(L to R) Merve Emre, Allison Escoto, and Tania James |
Each year The Story Prize enlists three judges to choose the winner from among the three short story collections we select as finalists and annunce in January. In alternating years one of the judges is bookseller and one is a librarian. One judge is always a short story writer, and the third can be a critic, editor, or academic.
The judges who will choose the 20th winner of The Story Prize in March 2024 are critic and writer Merve Emre, head librarian at The Center for Fiction Allison Escoto, and novelist and short story writer Tania James. We didn't aim to have all three judges be women. It just turned out that this was the best group of judges we felt we could assemble this year—a pretty impressive bunch.
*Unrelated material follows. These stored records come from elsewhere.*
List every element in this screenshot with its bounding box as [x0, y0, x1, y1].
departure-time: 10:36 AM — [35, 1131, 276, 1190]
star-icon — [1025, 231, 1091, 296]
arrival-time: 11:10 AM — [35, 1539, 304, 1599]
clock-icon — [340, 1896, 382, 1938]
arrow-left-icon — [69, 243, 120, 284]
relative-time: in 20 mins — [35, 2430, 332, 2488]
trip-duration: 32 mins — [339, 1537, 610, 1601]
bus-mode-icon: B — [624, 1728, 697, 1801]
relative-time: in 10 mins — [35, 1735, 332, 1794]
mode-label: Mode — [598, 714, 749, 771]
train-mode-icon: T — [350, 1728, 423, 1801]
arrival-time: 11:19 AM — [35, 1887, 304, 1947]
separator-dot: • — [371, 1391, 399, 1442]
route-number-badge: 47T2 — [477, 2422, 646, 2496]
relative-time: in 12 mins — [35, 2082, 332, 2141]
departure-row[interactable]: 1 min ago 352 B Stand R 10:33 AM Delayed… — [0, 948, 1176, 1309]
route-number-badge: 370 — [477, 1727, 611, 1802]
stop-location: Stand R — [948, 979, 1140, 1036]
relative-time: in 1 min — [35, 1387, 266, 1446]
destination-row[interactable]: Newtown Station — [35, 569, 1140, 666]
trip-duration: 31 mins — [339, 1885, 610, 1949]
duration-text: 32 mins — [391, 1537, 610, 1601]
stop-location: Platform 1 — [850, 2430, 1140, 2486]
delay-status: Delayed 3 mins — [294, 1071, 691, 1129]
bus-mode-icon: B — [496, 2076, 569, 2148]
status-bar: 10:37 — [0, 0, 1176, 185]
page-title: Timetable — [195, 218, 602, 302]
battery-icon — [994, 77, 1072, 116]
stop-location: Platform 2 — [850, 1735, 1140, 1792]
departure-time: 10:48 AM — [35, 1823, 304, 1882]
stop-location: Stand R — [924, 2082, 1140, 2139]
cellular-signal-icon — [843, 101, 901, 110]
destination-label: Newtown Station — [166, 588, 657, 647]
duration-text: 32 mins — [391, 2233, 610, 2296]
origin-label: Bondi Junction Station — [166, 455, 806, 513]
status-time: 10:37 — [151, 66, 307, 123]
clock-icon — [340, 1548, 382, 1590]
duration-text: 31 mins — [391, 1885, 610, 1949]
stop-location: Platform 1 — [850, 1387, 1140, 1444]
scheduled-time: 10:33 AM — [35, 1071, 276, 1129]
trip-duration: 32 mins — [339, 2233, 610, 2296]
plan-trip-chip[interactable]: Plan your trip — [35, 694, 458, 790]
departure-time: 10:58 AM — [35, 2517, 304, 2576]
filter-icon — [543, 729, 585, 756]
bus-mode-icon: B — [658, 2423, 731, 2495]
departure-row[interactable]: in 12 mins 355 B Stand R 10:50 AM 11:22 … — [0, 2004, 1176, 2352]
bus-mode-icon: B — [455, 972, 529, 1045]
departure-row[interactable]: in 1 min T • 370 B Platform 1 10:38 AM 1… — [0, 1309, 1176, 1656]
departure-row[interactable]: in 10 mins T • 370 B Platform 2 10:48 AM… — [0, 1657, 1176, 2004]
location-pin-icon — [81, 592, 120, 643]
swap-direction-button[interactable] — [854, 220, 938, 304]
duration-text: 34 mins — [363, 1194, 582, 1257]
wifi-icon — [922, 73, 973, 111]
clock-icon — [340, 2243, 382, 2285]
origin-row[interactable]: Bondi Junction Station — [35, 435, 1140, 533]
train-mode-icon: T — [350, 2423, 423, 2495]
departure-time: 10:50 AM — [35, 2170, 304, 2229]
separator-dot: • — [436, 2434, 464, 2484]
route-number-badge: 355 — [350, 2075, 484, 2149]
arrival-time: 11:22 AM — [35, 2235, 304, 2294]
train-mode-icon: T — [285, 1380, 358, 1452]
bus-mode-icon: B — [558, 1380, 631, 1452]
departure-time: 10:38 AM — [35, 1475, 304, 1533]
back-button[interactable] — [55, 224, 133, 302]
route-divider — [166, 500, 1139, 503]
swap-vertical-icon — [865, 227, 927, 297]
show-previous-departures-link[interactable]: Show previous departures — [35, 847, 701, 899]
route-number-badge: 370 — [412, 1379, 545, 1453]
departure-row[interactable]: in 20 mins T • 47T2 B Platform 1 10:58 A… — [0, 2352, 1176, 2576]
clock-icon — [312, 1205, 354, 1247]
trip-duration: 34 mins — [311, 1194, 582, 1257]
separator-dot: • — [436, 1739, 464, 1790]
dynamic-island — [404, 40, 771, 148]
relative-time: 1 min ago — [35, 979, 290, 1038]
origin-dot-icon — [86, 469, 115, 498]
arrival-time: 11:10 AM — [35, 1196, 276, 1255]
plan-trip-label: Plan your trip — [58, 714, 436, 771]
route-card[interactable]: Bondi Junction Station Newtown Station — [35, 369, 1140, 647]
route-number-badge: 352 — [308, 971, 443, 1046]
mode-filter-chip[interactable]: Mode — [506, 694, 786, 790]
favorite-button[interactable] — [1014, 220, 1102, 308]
Merve Emre is the Shapiro-Silverberg Professor of Creative Writing and Criticism at Wesleyan University and the Director of the Shapiro Center for Creative Writing and Criticism. Her books include Paraliterary: The Making of Bad Readers in Postwar America, The Personality Brokers (selected as one of the best books of 2018 by The New York Times, The Economist, NPR, and The Spectator), The Ferrante Letters (winner of the 2021 PROSE award for literature), and The Annotated Mrs. Dalloway. She has been awarded the Philip Leverhulme Prize, the Robert B. Silvers Prize for Literary Criticism, and the Nona Balakian Citation for Excellence in Reviewing by the National Book Critics Circle. She is a contributing writer at The New Yorker.
Allison Escoto is the head librarian and director of education at The Center for Fiction in Brooklyn. She has worked as a librarian for more than twenty years in various libraries in and around New York City. She also reviews books for Booklist and serves on the ALA RUSA Notables committee. From 2017-2020, she was the Associate Editor for Newtown Literary Journal, a publication dedicated to featuring writers from her beloved Queens.
Tania James is the author of four works of fiction, most recently Loot (Knopf), which was longlisted for the 2023 National Book Award in fiction. Her short stories have appeared in Freeman’s; Granta; The New Yorker; O, The Oprah Magazine; and One Story, among other places, and featured on Symphony Space Selected Shorts. An associate professor of English in the MFA program at George Mason University, she lives in Washington, D.C.